Polish-German astronomer

Kasimir Romuald Graff (7 February 1878 – 15 February 1950) was a Polish-German astronomer.

He began studies in astronomy and physics at the University of Berlin in 1897 and graduated in 1901. He began working at the Bergedorf Observatory in 1909. He then worked as an assistant at the Hamburg Observatory and became a professor at the University of Hamburg in 1917. In 1928 he became director of the Vienna Observatory, Austria. Along with astronomer Max Beyer, he worked to create the Beyer-Graff Star Atlas.

Using a 60 cm telescope, he was very adept in creating planetary maps from visual observations. He also worked on measuring radiation emitted from stars, and invented and built new instrumentation for this purpose. This included new types of calorimeter and photometer detectors.

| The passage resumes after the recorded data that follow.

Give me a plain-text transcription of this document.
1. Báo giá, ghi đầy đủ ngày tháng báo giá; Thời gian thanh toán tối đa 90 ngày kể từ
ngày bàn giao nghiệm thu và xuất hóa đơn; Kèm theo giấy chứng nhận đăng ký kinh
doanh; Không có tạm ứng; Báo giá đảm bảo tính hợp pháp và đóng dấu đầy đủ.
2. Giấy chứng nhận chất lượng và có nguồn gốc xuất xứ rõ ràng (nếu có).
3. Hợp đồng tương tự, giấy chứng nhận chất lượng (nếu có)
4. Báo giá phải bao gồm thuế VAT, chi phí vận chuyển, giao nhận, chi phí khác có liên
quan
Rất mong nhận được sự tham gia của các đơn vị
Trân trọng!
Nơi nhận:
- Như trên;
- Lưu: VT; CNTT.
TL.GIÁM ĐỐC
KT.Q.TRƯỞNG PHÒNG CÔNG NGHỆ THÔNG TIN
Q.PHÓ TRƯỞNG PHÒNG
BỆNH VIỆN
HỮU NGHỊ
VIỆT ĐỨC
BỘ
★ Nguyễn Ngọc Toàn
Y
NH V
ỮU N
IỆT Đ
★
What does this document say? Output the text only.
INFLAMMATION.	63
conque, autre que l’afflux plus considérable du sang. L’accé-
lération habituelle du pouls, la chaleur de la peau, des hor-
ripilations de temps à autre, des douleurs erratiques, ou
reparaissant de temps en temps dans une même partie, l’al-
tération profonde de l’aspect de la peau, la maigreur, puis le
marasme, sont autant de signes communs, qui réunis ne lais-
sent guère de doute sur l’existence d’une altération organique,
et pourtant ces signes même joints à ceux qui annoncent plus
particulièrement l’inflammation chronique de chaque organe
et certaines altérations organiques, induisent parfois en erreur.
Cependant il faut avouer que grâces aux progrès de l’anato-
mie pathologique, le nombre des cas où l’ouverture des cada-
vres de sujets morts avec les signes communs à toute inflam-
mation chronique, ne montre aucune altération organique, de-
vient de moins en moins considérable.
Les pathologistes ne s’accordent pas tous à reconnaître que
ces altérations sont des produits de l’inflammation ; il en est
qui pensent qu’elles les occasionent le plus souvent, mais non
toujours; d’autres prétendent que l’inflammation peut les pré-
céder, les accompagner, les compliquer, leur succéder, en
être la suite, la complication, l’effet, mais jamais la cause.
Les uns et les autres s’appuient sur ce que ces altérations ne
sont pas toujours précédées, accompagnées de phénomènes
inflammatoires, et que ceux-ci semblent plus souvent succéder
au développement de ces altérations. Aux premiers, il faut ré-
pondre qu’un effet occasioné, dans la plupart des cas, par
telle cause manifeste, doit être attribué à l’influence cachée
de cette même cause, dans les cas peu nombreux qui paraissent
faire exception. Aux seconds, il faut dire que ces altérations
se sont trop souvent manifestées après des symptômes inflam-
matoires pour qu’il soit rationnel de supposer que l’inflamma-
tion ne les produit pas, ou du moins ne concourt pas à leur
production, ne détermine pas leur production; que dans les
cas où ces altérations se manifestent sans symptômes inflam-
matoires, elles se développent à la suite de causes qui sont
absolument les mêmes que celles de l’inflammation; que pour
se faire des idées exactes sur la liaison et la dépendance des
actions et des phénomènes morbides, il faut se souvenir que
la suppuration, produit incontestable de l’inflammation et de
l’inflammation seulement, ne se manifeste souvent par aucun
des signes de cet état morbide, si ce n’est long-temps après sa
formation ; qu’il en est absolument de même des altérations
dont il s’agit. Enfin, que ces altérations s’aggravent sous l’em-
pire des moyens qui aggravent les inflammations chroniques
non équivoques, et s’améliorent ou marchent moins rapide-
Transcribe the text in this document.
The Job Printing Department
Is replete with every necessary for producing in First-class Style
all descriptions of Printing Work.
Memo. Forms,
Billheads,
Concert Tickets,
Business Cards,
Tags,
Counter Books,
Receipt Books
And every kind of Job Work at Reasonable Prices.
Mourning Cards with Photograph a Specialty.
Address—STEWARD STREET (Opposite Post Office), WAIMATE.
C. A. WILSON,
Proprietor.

When the Nazi government took over in Austria in 1938, he was forced to retire. It is likely that his family background and his rejection of the Nazi-supported philosophy of "Welteislehre" was the reason, although he officially was removed because of unproven charges of embezzlement. He was reinstated in 1945, and he retired in 1949.

== Honors ==
- The lunar crater Graff, as well as Martian crater Graff, are named after Graff.
- IC 4756, Also known as Graff's Cluster, is named for him.